Il trend svizzero s’inserisce all’interno di una medesima evoluzione globale. Per la prima volta, sempre ieri tutte le scadenze a 30 anni in Europa offrivano rendimenti positivi. E non accadeva da parecchio tempo. Effetto della reflazione in corso, dalla quale i mercati stanno cercando di proteggersi pretendendo rendimenti nominali più elevati. Ad esempio, il Bund 2050 zero coupon (ISIN: DE0001102481) è passato quest’anno dal -0,16% al +0,115% di oggi.

Il titolo ha perso il 7,65% in appena un mese e mezzo, scendendo decisamente sotto la pari. A metà seduta, si aggirava in area 97 centesimi. Aveva chiuso il 2020 sopra 105.

Dall’altra parte dell’Atlantico sta accadendo la stessa cosa. Il mercato sconta il maxi-piano fiscale dell’amministrazione Biden da 1.900 miliardi di dollari e il rendimento a 10 anni è salito quest’anno dallo 0,92% all’1,20%, quello a 30 anni dall’1,65% al 2%. Per il momento, il “repricing” non sta riguardando i BTp, i quali hanno ridotto i rendimenti lungo la curva delle scadenze nelle ultime settimane, favoriti dalla nascita del governo Draghi. Lo spread BTp-Bund a 10 anni è sceso in un mese di circa 25 punti base, ammortizzando la risalita dei rendimenti tedeschi. Un altro elemento che depone a favore dei nostri bond è la più bassa inflazione italiana rispetto a quella media nell’Eurozona: 0,2% a gennaio contro 0,9% dell’area e 1% in Germania. Pertanto, la domanda domestica regge, date le minori perdite attese sul fronte del potere di acquisto.
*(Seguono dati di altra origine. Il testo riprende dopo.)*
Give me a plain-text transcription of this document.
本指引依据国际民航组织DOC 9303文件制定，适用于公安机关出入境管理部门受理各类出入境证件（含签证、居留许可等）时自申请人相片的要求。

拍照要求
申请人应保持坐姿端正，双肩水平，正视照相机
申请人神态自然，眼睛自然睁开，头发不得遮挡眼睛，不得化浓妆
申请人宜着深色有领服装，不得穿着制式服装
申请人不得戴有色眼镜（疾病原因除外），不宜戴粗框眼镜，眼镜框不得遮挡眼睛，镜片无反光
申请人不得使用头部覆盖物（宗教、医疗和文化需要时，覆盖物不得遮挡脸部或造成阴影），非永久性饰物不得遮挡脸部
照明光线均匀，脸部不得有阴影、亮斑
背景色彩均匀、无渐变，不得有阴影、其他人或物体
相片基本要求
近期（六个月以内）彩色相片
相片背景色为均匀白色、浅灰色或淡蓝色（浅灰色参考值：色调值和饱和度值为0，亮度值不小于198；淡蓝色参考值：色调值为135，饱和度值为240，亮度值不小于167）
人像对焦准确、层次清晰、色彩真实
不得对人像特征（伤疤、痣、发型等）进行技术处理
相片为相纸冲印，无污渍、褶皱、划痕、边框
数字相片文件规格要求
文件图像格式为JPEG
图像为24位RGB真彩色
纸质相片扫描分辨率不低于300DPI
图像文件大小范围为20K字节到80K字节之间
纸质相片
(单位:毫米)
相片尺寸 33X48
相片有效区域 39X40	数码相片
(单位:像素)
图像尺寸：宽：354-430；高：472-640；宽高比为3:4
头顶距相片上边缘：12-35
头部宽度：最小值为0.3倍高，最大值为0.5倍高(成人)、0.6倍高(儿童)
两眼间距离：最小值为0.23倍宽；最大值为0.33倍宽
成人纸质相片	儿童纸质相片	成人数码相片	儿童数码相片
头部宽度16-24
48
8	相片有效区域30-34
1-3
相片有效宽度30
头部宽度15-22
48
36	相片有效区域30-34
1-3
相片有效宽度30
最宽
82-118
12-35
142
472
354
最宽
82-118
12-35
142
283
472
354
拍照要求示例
Ma nessuna economia accetterà un repentino rialzo dei rendimenti. In primis, perché ciò si mostrerebbe rischioso per la sostenibilità dei debiti. Secondariamente, perché attirerebbe capitali dall’estero e apprezzerebbe così i tassi di cambio, uccidendo la ripresa del PIL in culla, colpendo le esportazioni e traducendosi in una spirale deflazionistica. Ad ogni modo, il trend resta quello sopra descritto. Coordinandosi tra di loro, verosimilmente le banche centrali accetteranno graduali aumenti sincronizzati dei rendimenti sovrani per normalizzare i mercati e al contempo sincerandosi che il fenomeno non riguardi particolarmente un’economia piuttosto che un’altra.